Computational Study of Bioactive Compounds in Royal Jelly as Potential Inhibitors of Bcl-2 for Anticancer: A Docking and Molecular Dynamics Approach: Will be presented at Friday, 23 May 2025, 09:20 (GMT +7)

Gusnia Meilin Gholam; Dimas Andrianto; Yelin Adalina; I Made Artika

Authors

Gusnia Meilin Gholam Department of Biochemistry, Faculty of Mathematics and Natural Sciences, Bogor Agricultural University, Dramaga Campus, Bogor, 16680, Indonesia Author https://orcid.org/0000-0001-7142-5856
Dimas Andrianto Department of Biochemistry, Faculty of Mathematics and Natural Sciences, Bogor Agricultural University, Dramaga Campus, Bogor, 16680, Indonesia Author
Yelin Adalina Research Center for Applied Botany, National Research and Innovation Agency (BRIN), Jl. Raya Jakarta-Bogor Km. 46, Cibinong, Bogor, Jawa Barat - 16911, Indonesia Author
I Made Artika Department of Biochemistry, Faculty of Mathematics and Natural Sciences, Bogor Agricultural University, Dramaga Campus, Bogor, 16680, Indonesia Author

Keywords:

Royal jelly, Anticancer, Bcl-2, Molecular docking, Molecular dynamics

Abstract

Cancer is one of the deadliest diseases in the world. Royal Jelly (RJ), as one of the most valuable bee products, is not only seen as a highly beneficial functional food but also holds promising medicinal potential. Because of its biologically active components, RJ has attracted significant attention for its possible chemopreventive and protective roles in supporting human health.
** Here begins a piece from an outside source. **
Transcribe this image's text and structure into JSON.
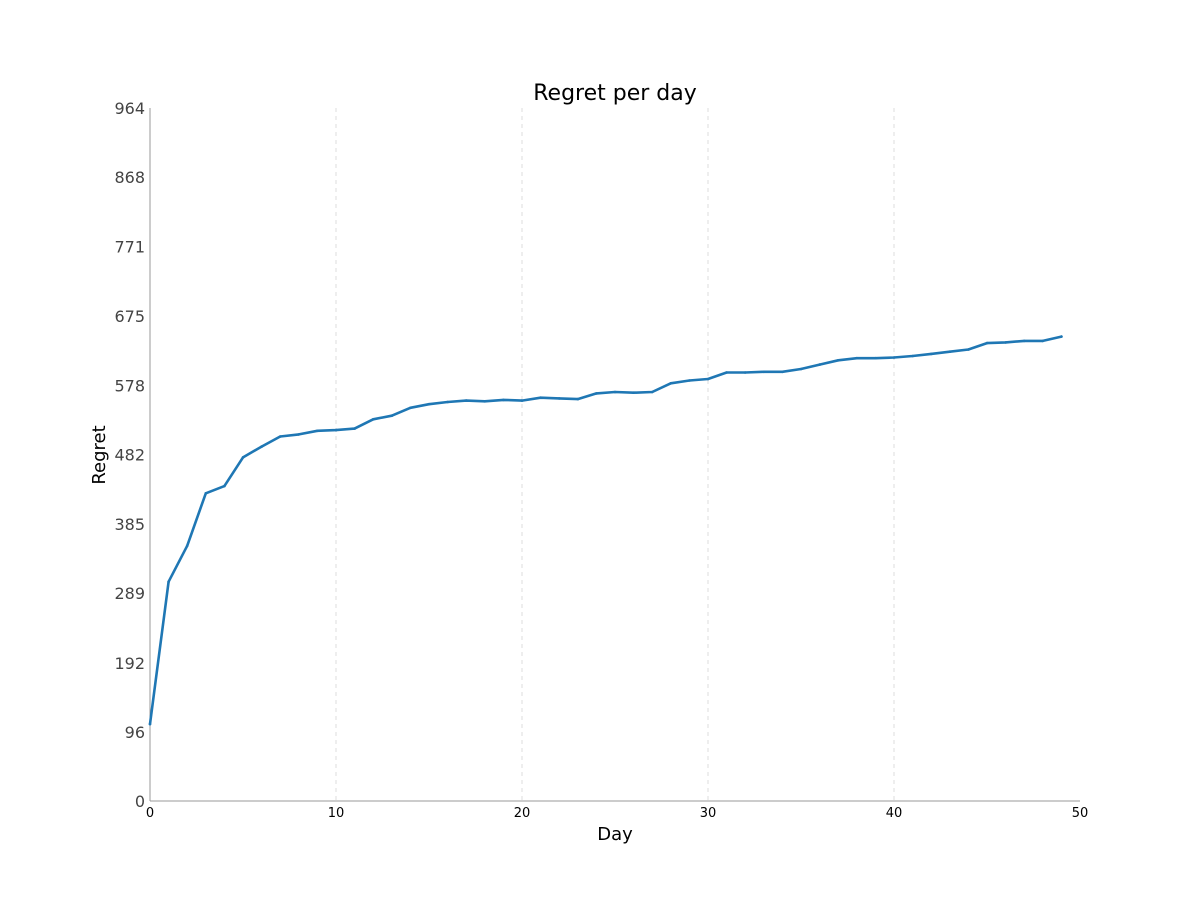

The Bcl-2 protein acts as an anti-apoptotic protein and is important in promoting cancer development. The role of RJ as an inhibitor of the Bcl-2 protein has never been studied. This study aims to investigate the potential of RJ as an anticancer agent through the inhibition of Bcl-2 protein, in an effort to support drug discovery. YASARA structure was used to perform Bcl-2 protein preparation, ligand structural preparation, and molecular docking. After preparation, Bcl-2 was evaluated for its quality using Ramplot. Post-docking, which helps in identifying selected inhibitor candidates, was followed by absorption, distribution, metabolism, and excretion (ADMET) profiling. Molecular dynamics (MD) with Normal Mode Analysis (NMA) techniques were used to determine the deformability and rigidity of the complex. The results of the study indicated that the preparation of the Bcl-2 protein was of good quality and suitable for molecular docking. Docking studies revealed that quercetin exhibited a binding energy of 8.129 kcal/mol, which was close to that of venetoclax (used as the control drug) at 8.658 kcal/mol. The ADMET results predicted that quercetin may have good drug-like properties, as it met the criteria for drug administration according to the ADMET study. The MD results of the Bcl-2-quercetin complex indicated good stability and slow dynamics. Based on the docking evaluation, ADMET studies, and MD simulations, it was concluded that quercetin has the potential to be developed as an anticancer candidate. Laboratory validation through in vitro and in vivo studies is needed to confirm these findings.